Optical vortex harmonic generation facilitated by photonic spin-orbit entanglement

TL;DR

This paper demonstrates how photonic spin-orbit entanglement can facilitate nonlinear optical frequency conversion, enabling efficient vortex generation at the third harmonic using a simple Gaussian pump in a nanofiber.

Contribution

It provides the first experimental evidence of spin-orbit entanglement enabling nonlinear optical processes, specifically third harmonic vortex generation in isotropic media.

Findings

Successful generation of third harmonic optical vortex via spin-orbit entanglement

Demonstration of spin-to-orbit transfer among different optical frequencies

Efficient vortex generation with a single Gaussian pump beam

Abstract

Photons can undergo spin-orbit coupling, by which the polarization (spin) and spatial profile (orbit) of the electromagnetic field interact and mix.
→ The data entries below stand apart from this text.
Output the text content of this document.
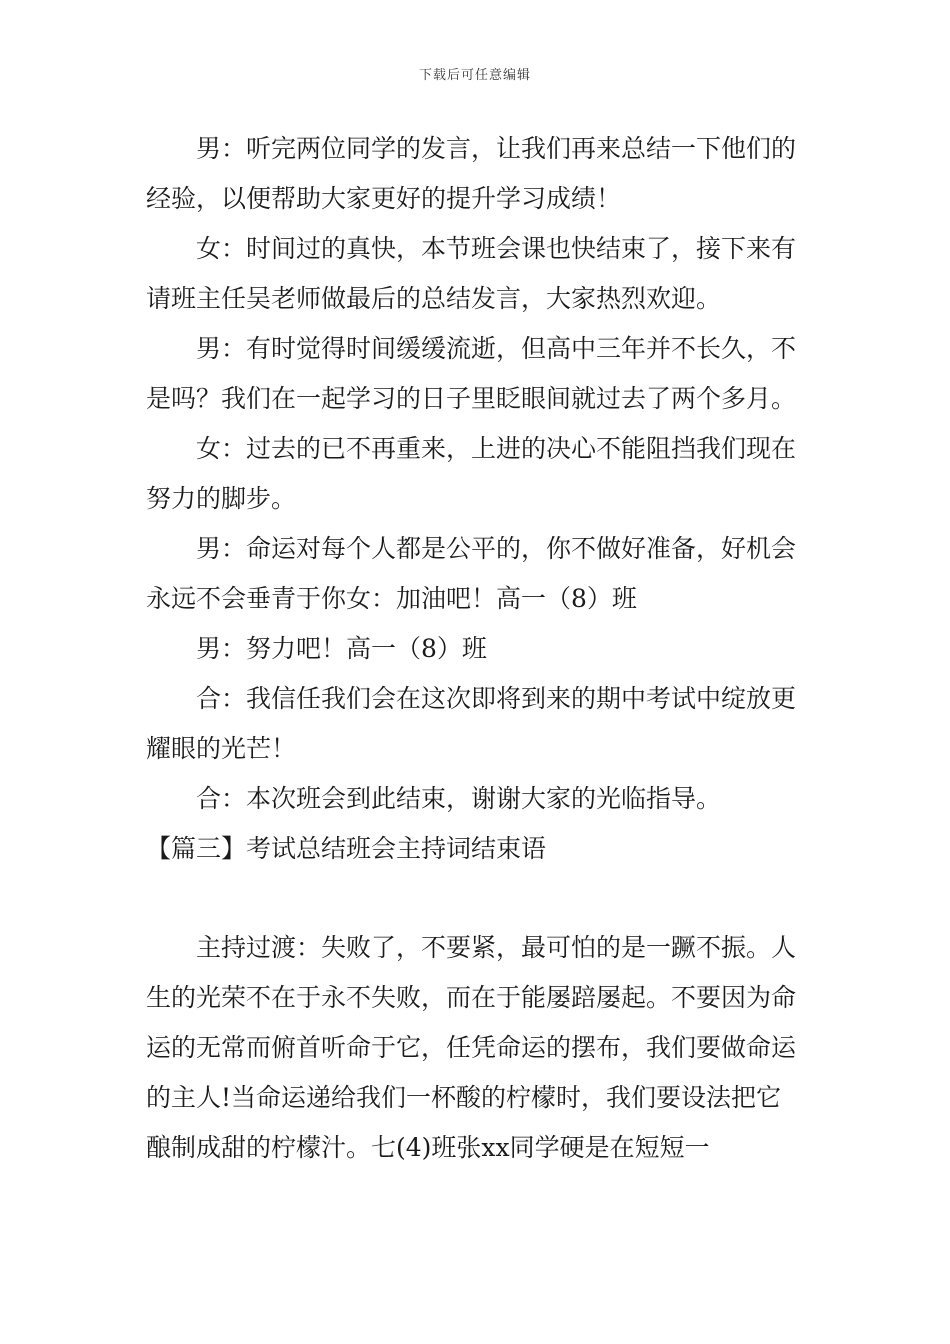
下载后可任意编辑

男：听完两位同学的发言，让我们再来总结一下他们的经验，以便帮助大家更好的提升学习成绩！

女：时间过的真快，本节班会课也快结束了，接下来有请班主任吴老师做最后的总结发言，大家热烈欢迎。

男：有时觉得时间缓缓流逝，但高中三年并不长久，不是吗？我们在一起学习的日子里眨眼间就过去了两个多月。

女：过去的已不再重来，上进的决心不能阻挡我们现在努力的脚步。

男：命运对每个人都是公平的，你不做好准备，好机会永远不会垂青于你女：加油吧！高一（8）班

男：努力吧！高一（8）班

合：我信任我们会在这次即将到来的期中考试中绽放更耀眼的光芒！

合：本次班会到此结束，谢谢大家的光临指导。

【篇三】考试总结班会主持词结束语

主持过渡：失败了，不要紧，最可怕的是一蹶不振。人生的光荣不在于永不失败，而在于能屡踣屡起。不要因为命运的无常而俯首听命于它，任凭命运的摆布，我们要做命运的主人!当命运递给我们一杯酸的柠檬时，我们要设法把它酿制成甜的柠檬汁。七(4)班张xx同学硬是在短短一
Strong photonic spin-orbit coupling may reportedly arise from light propagation confined in a small cross-section, where the optical modes feature spin-orbit entanglement. However, while photonic Hamiltonians generally exhibit nonlinearity, the role and implication of spin-orbit entanglement in nonlinear optics have received little attention and are still elusive. Here, we report the first experimental demonstration of nonlinear optical frequency conversion, where spin-orbit entanglement facilitates spin-to-orbit transfer among different optical frequencies. By pumping a multimode optical nanofiber with a spin-polarized Gaussian pump beam, we produce an optical vortex at the third harmonic, which has long been regarded as a forbidden process in isotropic media. Our findings offer a unique and powerful means for efficient optical vortex generation that only incorporates a single Gaussian pump beam, in sharp contrast to any other approaches employing structured pump fields or sophisticatedly designed media. Our work opens up new possibilities of spin-orbit-coupling subwavelength waveguides, inspiring fundamental studies of nonlinear optics involving various types of structured light, as well as paving the way for the realization of hybrid quantum systems comprised of telecom photonic networks and long-lived quantum memories.